I am in entire agreement with the PC that a twice-weekly can be put out by two, even by one, editors under the condition that the whole party participates in the paper not only financially but politically and journalistically. The paper must have correspondents, researchers and reporters everywhere. Three lines from a shop or a meeting can often give more than a well-written article by the staff. Only such a paper can penetrate into the masses and receive great support from them.

A radical and courageous change is necessary as a condition of success. The paper is too wise, too scholarly, too aristocratic for the American workers and tends to reflect the party more as it is than to prepare it for its future.
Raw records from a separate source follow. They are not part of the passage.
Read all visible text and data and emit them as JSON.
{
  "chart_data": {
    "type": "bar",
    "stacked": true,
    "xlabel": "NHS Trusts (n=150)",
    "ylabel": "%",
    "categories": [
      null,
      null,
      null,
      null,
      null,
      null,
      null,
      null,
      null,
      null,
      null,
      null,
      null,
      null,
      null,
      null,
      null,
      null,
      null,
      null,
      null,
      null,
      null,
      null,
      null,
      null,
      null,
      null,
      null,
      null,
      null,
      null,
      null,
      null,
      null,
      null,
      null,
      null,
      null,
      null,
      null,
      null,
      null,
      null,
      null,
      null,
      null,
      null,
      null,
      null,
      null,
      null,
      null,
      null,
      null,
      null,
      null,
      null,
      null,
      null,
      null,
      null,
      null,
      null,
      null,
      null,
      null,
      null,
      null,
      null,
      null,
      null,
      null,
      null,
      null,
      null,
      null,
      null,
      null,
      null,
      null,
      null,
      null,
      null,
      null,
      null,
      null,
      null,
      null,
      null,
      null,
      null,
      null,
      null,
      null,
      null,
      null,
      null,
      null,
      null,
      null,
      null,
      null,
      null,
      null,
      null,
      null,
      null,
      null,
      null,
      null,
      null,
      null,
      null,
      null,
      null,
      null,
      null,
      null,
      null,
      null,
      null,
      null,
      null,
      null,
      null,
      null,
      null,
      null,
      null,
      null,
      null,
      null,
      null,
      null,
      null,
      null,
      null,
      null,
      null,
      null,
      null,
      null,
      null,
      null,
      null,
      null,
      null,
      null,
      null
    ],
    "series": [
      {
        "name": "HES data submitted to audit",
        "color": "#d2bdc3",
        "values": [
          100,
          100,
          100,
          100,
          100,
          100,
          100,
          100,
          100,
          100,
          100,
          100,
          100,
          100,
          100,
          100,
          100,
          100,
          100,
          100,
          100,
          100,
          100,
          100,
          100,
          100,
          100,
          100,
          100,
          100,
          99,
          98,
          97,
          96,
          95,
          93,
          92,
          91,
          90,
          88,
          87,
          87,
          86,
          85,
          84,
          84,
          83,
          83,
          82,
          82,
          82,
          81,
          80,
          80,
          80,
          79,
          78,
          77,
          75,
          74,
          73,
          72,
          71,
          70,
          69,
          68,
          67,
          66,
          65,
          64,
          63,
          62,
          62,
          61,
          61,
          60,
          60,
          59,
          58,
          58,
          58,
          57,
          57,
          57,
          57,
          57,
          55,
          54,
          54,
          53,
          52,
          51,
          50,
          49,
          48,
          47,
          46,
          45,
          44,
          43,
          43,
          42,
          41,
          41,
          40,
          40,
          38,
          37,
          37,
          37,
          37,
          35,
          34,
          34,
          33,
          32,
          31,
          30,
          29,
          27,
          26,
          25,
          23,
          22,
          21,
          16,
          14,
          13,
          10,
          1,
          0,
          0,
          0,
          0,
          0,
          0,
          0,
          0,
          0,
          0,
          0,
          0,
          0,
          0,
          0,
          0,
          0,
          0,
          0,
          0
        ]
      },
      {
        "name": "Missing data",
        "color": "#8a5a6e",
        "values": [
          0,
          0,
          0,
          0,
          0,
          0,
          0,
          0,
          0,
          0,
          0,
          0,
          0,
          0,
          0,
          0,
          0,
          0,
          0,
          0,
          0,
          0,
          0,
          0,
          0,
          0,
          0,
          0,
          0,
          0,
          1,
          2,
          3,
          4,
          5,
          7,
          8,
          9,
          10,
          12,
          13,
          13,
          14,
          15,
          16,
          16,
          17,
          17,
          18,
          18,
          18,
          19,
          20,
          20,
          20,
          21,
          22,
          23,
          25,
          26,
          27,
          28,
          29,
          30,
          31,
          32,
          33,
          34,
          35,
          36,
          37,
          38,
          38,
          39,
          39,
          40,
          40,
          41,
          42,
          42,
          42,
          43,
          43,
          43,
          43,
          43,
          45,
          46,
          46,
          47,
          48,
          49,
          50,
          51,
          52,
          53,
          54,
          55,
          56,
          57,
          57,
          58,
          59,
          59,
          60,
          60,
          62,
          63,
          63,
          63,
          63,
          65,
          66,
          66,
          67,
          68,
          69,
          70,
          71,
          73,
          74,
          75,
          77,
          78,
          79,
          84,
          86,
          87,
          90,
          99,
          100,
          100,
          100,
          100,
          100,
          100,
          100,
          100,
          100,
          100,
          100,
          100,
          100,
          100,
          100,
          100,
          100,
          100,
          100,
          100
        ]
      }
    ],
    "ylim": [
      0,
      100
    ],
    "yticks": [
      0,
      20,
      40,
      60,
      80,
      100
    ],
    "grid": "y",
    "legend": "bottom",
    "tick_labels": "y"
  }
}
Of course it is not only a question of the paper, but of the whole course of policy. I continue to be of the opinion that you have too many petty-bourgeois boys and girls who are very good and devoted to the party, but who do not fully realize that their duty is not to discuss among themselves, but to penetrate into the fresh milieu of workers. I repeat my proposition: Every petty-bourgeois member of the party who, during a certain time, let us say three or six months, does not win a worker for the party, should be demoted to the rank of candidate and after another three months expelled from the party. In some cases it might be unjust, but the party as a whole would receive a salutary shock which it needs very much. A very radical change is necessary.

I sent Comrade Goldman a letter, but have not yet received his acknowledgement. I hope that he is now in France.